Recycler les bonnes idées épisode n°2 : je vous disais dans l’avis flash dernier que j’espérais revenir à des romans : bon, ben, non. Toujours difficile, toujours débordée, toujours très envie de dodo. Alors on continue dans les formats courts ! Je vous annonce quand même que vous aurez une chronique de roman mercredi prochain, parce que ça y est, j’arrive au bout du Problème à trois corps ! Et j’ai commandé le tome 2 donc c’est que l’expérience n’a pas été mauvaise 🙂 En attendant et avec un peu de retard, voici l’avis flash #21, sur des bouquins que j’ai trouvés globalement assez moyens :
– Helstrid, de Christian Léourier,
– Sale temps, de Lou Jan,
– Ormeshadow, de Priya Sharma.
Christian Léourier, Helstrid
Résumé
Certains mondes ne sont pas faits pour l’humanité : Helstrid est de ceux-là. Pourtant, la Compagnie exploite ses ressources en minerai, appâtant des hommes et des femmes à l’image de Vic qui supervise le travail de prospection et d’exploitation des machines. Un jour, il est contraint d’accompagner un convoi chargé de ravitailler un avant-poste à plusieurs centaines de kilomètres de la base principale. Un trajet dangereux…
Avis flash
Dès le début, c’était mal parti. Parce que l’idée de départ selon moi n’a aucune crédibilité. On est sur une planète toxique, infernale, où l’humain n’a pas sa place. Bon, il y est quand même, pour exploiter les ressources : soit. L’intrigue se construit sur la mission de Vic, qui doit accompagner un convoi à l’autre bout de la planète. Il est assisté d’une IA. Enfin, non, justement. Il se trouve que les IA dans cet univers sont hyper développées et s’occupent de tout. Vraiment tout. Dans cette mission, la valeur ajoutée de Vic est égale à 0. L’IA aurait très bien pu tout gérer toute seule. Alors pourquoi, que diable, envoyer un bonhomme faire le travail d’une machine plus performante, efficace, qui ne risque pas, elle, de s’enliser dans les ennuis ? Je ne sais pas et ce n’est pas interrogé.

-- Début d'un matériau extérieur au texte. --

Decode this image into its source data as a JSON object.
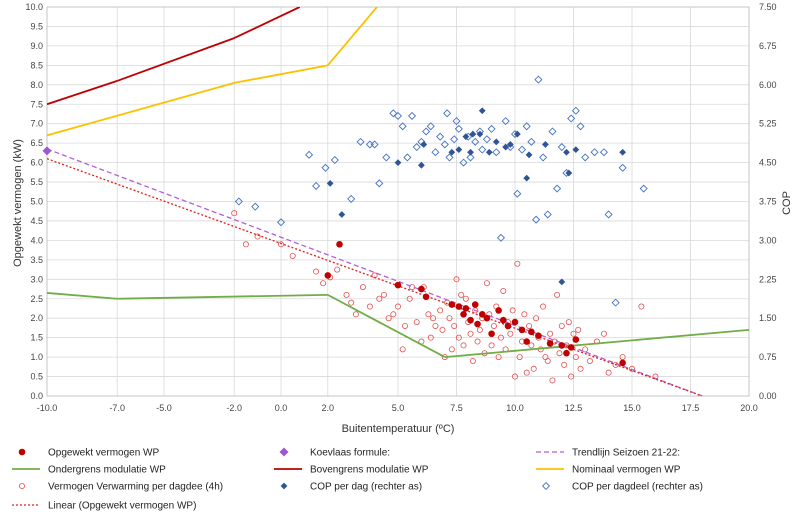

Dès le départ, donc, j’ai trouvé que ça manquait de cohérence. Ça ne tient pas debout, cette affaire. D’ailleurs, le personnage ne sert à rien. Vraiment à rien. Donc forcément, pour meubler, il se plaint, il pleurniche, il se rappelle sa vie de merde d’avant, se lamente du départ de sa compagne. Malgré le rythme trépidant de cette mission foireuse et le rythme narratif qui alterne présent et souvenirs, j’ai trouvé tout cela bien long, bien chiant, et bien vide.
Sans compter les pages où est développé à foison un bon male gaze de beauf. Alors oui, Vic est un beauf, donc son point de vue ne peut pas être différent. Mais j’avoue que j’en ai autant assez des persos féminins nuls que des persos masculins nuls. Quel manque d’imagination, saperlipopette.
Alors je ne jette pas tout : ça se lit vite et bien (je suis en revanche assez déçue par l’écriture qui m’a semblé très commune), et la fin est intéressante (mais très vite torchée – dommage, parce que c’était précisément là que je trouvais enfin quelque chose à creuser). Bon, je ne jette pas tout m’enfin c’est pas glorieux quand même. C’était mon premier Léourier, il y en aura peut-être d’autres, mais là, mauvaise pioche 🙁
Priya Sharma, Ormeshadow
Résumé
Angleterre, fin du XIXe siècle.
Fonctionnaire de province, le père du jeune Gideon Belman subit divers échecs financiers qui l’obligent, lui et sa famille, à quitter Bath pour l’ancestrale ferme de son frère, au lieu-dit Ormeshadow. Un dragon serait endormi sous cette colline et un trésor s’y trouverait dissimulé, trésor dont les Belman seraient les gardiens. Une simple légende, rien d’autre…
Avis flash
Voilà un texte bien étrange. Je n’ai pas détesté ma lecture, mais elle m’a laissée perplexe. D’abord, par sa présence dans une collection d’imaginaire. Bon, OK il est question d’une légende dans laquelle figure un dragon, m’enfin… Cette légende est justement traitée comme telle, un récit pour se changer les idées et rêver cinq minutes à l’écart de tonton Thomas. Je suis très réductrice, car bien sûr ce n’est pas que cela, mais je n’ai pas eu la sensation de lire un texte d’imaginaire. Ce n’est pas gênant en soi, je peux apprécier un texte quel que soit son genre. Mais là, j’avais envie de SFFF. J’imagine que la force de ce texte réside justement dans le fait d’en dire le moins pour faire marcher l’imagination des personnages comme des lecteurs; une sorte de fenêtre entrouverte qu’il nous appartient d’ouvrir franchement et de franchir. Bon, moi je suis restée à l’intérieur.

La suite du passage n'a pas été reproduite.